Most states have a rule that child support (and sometimes alimony) can be changed after the divorce is final, but only if one spouse’s circumstances change in a way that can be defined as “significant.” Examples include the payor spouse losing a job, or the payee spouse getting a very good job. A standard measurement for how significant the change must be is about 15%. So, if your ex-husband was making $100,000 per year when you got divorced and now he is making $110,000, there probably has not been a significant enough increase for you to go back to court and win a larger alimony or support order. (Unless you simultaneously suffered a $5000/year pay cut, maybe.)
But, it is a common mistake that people make when they are watching someone else’s money. That extra $10,000 per year might be just enough to have let him start driving a fancier car; maybe take the kids on a cruise, instead of just the usual vacation; or even – heaven forbid! – take his girlfriend on a cruise that did not include the children. This might all be just enough to get an ex-wife’s attention, but not enough to make it worth her while.

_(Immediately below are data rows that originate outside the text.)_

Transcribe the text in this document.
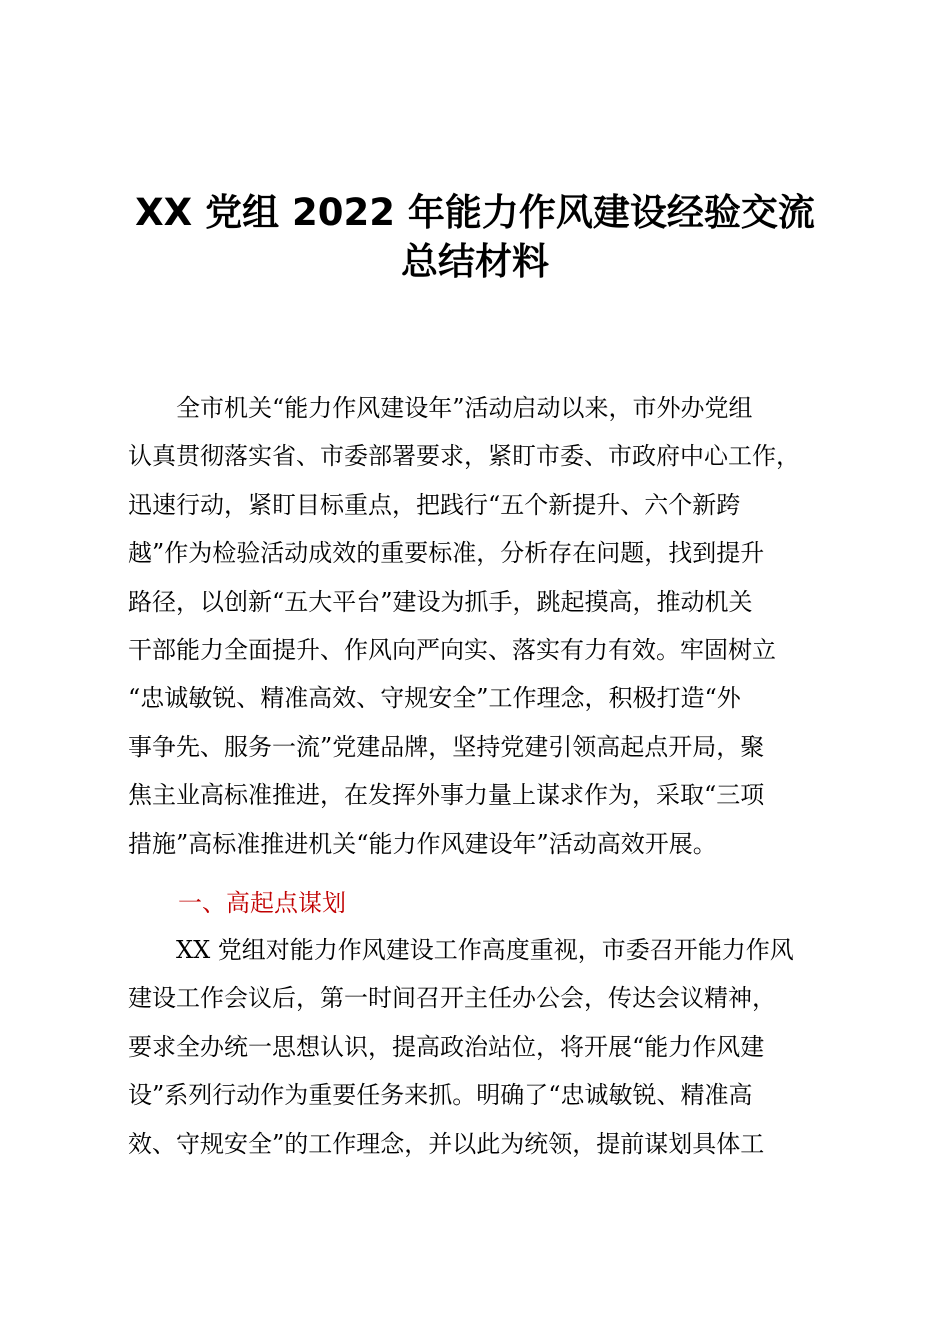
XX 党组 2022 年能力作风建设经验交流
总结材料
　　全市机关“能力作风建设年”活动启动以来，市外办党组
认真贯彻落实省、市委部署要求，紧盯市委、市政府中心工作，
迅速行动，紧盯目标重点，把践行“五个新提升、六个新跨
越”作为检验活动成效的重要标准，分析存在问题，找到提升
路径，以创新“五大平台”建设为抓手，跳起摸高，推动机关
干部能力全面提升、作风向严向实、落实有力有效。牢固树立
“忠诚敏锐、精准高效、守规安全”工作理念，积极打造“外
事争先、服务一流”党建品牌，坚持党建引领高起点开局，聚
焦主业高标准推进，在发挥外事力量上谋求作为，采取“三项
措施”高标准推进机关“能力作风建设年”活动高效开展。
一、高起点谋划
　　XX 党组对能力作风建设工作高度重视，市委召开能力作风
建设工作会议后，第一时间召开主任办公会，传达会议精神，
要求全办统一思想认识，提高政治站位，将开展“能力作风建
设”系列行动作为重要任务来抓。明确了“忠诚敏锐、精准高
效、守规安全”的工作理念，并以此为统领，提前谋划具体工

Another common misperception is when the new wife (or husband) thinks the first spouse is getting “too good a deal.” A beleaguered husband might be getting an ear-full of “she has all the nicest clothes and jewelry. I think you pay too much child support.” Or a re-married wife might find herself explaining why child support for “his” kid doesn’t stretch as far as it should.
There is not a lot to be done about petty jealousy. People are either pre-disposed to it or they are not. Bringing a motion to the court for every perceived windfall and boondoggle only benefits the lawyers and rarely the parties.
One way to avoid extraneous trips to court, however, might be as simple as a little generosity and an honest accounting. What if the husband in the first example called his ex-wife and said, “I got a small raise. It is not enough that the courts are going to increase my alimony and support payments, but I realize it is enough to take the kids on a nicer vacation. But, before I do that, would you like me to pay for their summer camp, instead? Or, can I send you a check for an extra week’s support to do something nice for yourself, or for the kids?” It might only make a greedy person even greedier; or it might show the kind of goodwill that makes friends out of ex-wives.
Regardless of how your ex finds out that you are making more money; one way to put them on the detective trail is with a lot of in-your-face expenses. Maybe keep driving that Hyundai, at least until the kids are out of college.